Hyman’s volume explores the long history of segregation and resistance in the Deep South through a focused examination of the Piney Woods region of the southern Gulf Coast. As the committee notes in making their determination, “Hyman’s innovative use of environmental history sustains a powerful narrative of African Americans using their knowledge of the land and ecology to resist the Jim Crow.” Segregation, Hyman argues, was not just a problem of psychology and prejudice, but a system of oppression that originated in the economic exploitation of a particular landscape, where human action and natural forces worked in
tandem to shape and reshape the power structures of Jim Crow. “Hyman’s innovative methodology, exhaustive research, and beautiful prose,” the committee notes, “make 'The Cut and The Color Line’ a worthy winner of the C. Vann Woodward Prize.”

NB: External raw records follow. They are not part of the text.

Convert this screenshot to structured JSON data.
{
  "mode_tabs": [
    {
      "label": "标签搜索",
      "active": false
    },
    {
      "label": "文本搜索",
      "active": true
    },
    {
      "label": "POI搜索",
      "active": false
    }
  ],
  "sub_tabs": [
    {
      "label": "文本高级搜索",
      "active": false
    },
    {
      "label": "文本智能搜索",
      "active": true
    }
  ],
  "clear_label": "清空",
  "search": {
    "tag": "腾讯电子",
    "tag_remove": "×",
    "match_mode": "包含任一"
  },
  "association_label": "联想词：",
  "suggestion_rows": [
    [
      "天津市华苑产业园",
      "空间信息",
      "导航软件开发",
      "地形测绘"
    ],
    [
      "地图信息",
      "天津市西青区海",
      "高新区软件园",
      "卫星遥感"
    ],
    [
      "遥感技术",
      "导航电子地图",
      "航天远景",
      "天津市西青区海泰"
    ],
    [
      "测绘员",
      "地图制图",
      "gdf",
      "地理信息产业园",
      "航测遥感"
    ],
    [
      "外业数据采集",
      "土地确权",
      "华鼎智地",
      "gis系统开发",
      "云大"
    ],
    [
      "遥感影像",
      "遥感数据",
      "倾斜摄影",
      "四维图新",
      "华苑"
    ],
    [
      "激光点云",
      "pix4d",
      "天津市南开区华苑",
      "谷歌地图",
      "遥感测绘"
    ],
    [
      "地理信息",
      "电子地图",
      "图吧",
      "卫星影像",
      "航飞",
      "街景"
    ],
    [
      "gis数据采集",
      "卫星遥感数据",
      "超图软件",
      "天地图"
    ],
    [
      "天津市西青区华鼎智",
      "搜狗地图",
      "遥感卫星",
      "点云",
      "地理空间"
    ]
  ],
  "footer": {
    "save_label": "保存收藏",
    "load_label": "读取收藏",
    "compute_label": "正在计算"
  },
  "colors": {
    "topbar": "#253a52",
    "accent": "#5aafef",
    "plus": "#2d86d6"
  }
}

About the SHA: The Southern Historical Association was organized on November 2, 1934 and charged with promoting an "investigative rather than a memorial approach" to southern history. Its objectives are the promotion of interest and research in southern history, the collection and preservation of the South's historical records, and the encouragement of state and local historical societies in the South. As a secondary purpose the Association fosters the teaching and study of all areas of history in the South. The Association holds an annual meeting, usually in the first or second week of November, and publishes The Journal of Southern History.
About C. Vann Woodward: Comer Vann Woodward is widely regarded as one of the most influential historians of his generation. Martin Luther King Jr. called his Strange Career of Jim Crow (1955) "the historical bible of the Civil Rights Movement.” Woodward won the Pulitzer Prize for History in 1982 for Mary Chesnut’s Civil War.